Soluble guanylate cyclase purified from rat brain exhibits about 30 different components between pH 5.3 and 6.5 on polyacrylamide gel isoelectric focusing (IEF) Specific immunodetection after IEF of guanylate cyclase from fresh rat brain supernatant allows the detection of a complex profile, indicating that the complex pattern observed with purified enzyme is not related to sample aging. In contrast, purified enzyme gives only one major band on electrophoresis in presence or absence of sodium dodecyl sulfate and a single line of immunoprecipitation was obtained on crossed immunoelectrofocusing.
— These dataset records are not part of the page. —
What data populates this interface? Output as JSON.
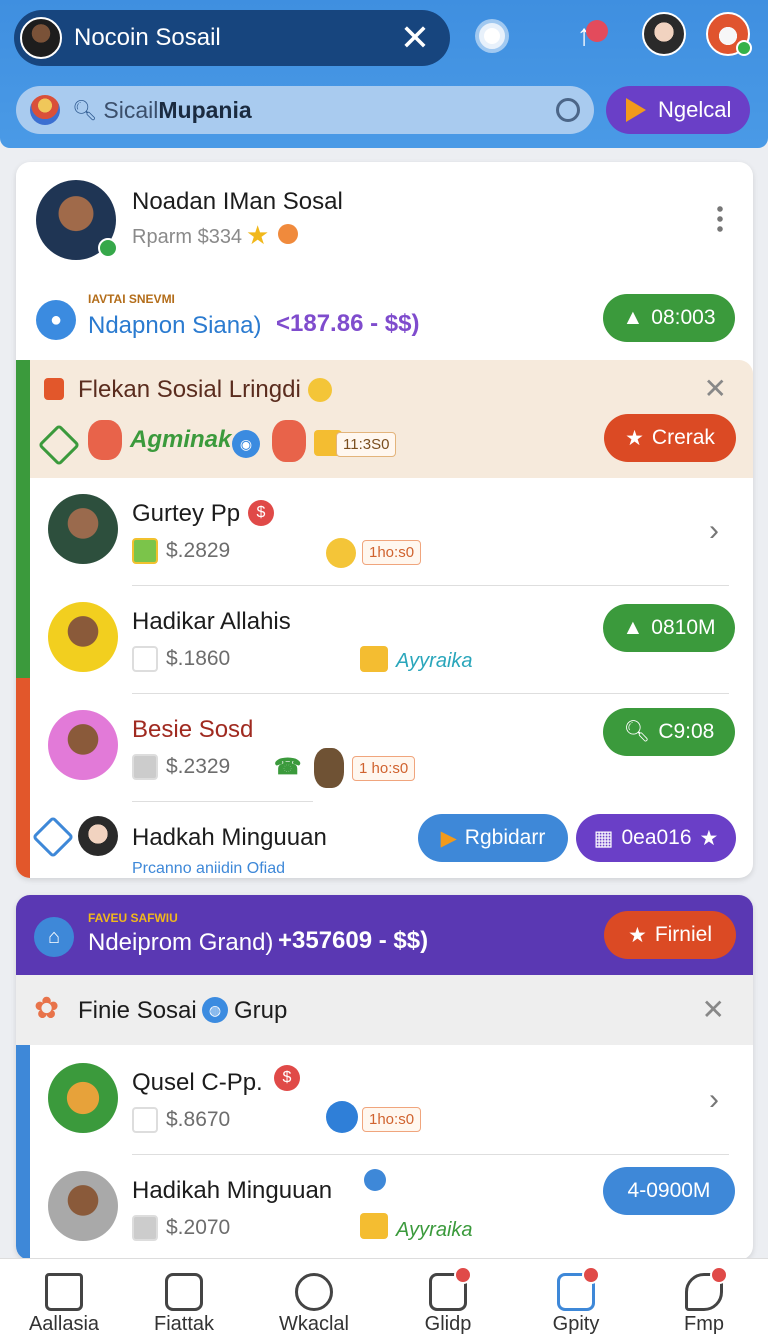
{
  "header": {
    "account_name": "Nocoin Sosail",
    "search_text_normal": "Sicail",
    "search_text_bold": "Mupania",
    "go_button": "Ngelcal"
  },
  "featured": {
    "name": "Noadan IMan Sosal",
    "sub": "Rparm $334",
    "stat_tiny": "IAVTAI SNEVMI",
    "stat_link": "Ndapnon Siana)",
    "stat_amount": "<187.86 - $$)",
    "pill": "08:003"
  },
  "group1": {
    "title": "Flekan Sosial Lringdi",
    "script": "Agminak",
    "tag": "11:3S0",
    "button": "Crerak",
    "rows": [
      {
        "name": "Gurtey Pp",
        "price": "$.2829",
        "tag": "1ho:s0",
        "action": "chevron"
      },
      {
        "name": "Hadikar Allahis",
        "price": "$.1860",
        "script": "Ayyraika",
        "pill": "0810M"
      },
      {
        "name": "Besie Sosd",
        "price": "$.2329",
        "tag": "1 ho:s0",
        "pill": "C9:08"
      }
    ],
    "footer_name": "Hadkah Minguuan",
    "footer_sub": "Prcanno aniidin Ofiad",
    "footer_btn1": "Rgbidarr",
    "footer_btn2": "0ea016"
  },
  "featured2": {
    "stat_tiny": "FAVEU SAFWIU",
    "stat_link": "Ndeiprom Grand)",
    "stat_amount": "+357609 - $$)",
    "button": "Firniel"
  },
  "group2": {
    "title_a": "Finie Sosai",
    "title_b": "Grup",
    "rows": [
      {
        "name": "Qusel C-Pp.",
        "price": "$.8670",
        "tag": "1ho:s0"
      },
      {
        "name": "Hadikah Minguuan",
        "price": "$.2070",
        "script": "Ayyraika",
        "pill": "4-0900M"
      }
    ]
  },
  "nav": [
    {
      "label": "Aallasia",
      "icon": "home-icon"
    },
    {
      "label": "Fiattak",
      "icon": "list-icon"
    },
    {
      "label": "Wkaclal",
      "icon": "heart-icon"
    },
    {
      "label": "Glidp",
      "icon": "camera-icon"
    },
    {
      "label": "Gpity",
      "icon": "calendar-icon"
    },
    {
      "label": "Fmp",
      "icon": "leaf-icon"
    }
  ],
  "colors": {
    "primary": "#3f8fe0",
    "purple": "#6a3fc7",
    "green": "#3b9a3c",
    "red": "#db4a24"
  }
}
The IEF pattern exhibited by guanylate cyclase is dependent on the sample concentration, the pH range of sample application, the carrier ampholytes used and on the presence of urea in the gel. Fractionation tests, performed with partially purified enzyme or with purified enzyme, indicate that this complex pattern is produced during IEF and does not correspond to an inherent heterogeneity of soluble rat brain guanylate cyclase. The distribution of carrier ampholytes used to form the pH gradient and that of guanylate cyclase bands was found to be very similar at the steady‐state of IEF, suggesting that interaction between carrier ampholytes and rat brain soluble guanylate cyclase can be involved in the generation of the complex IEF pattern.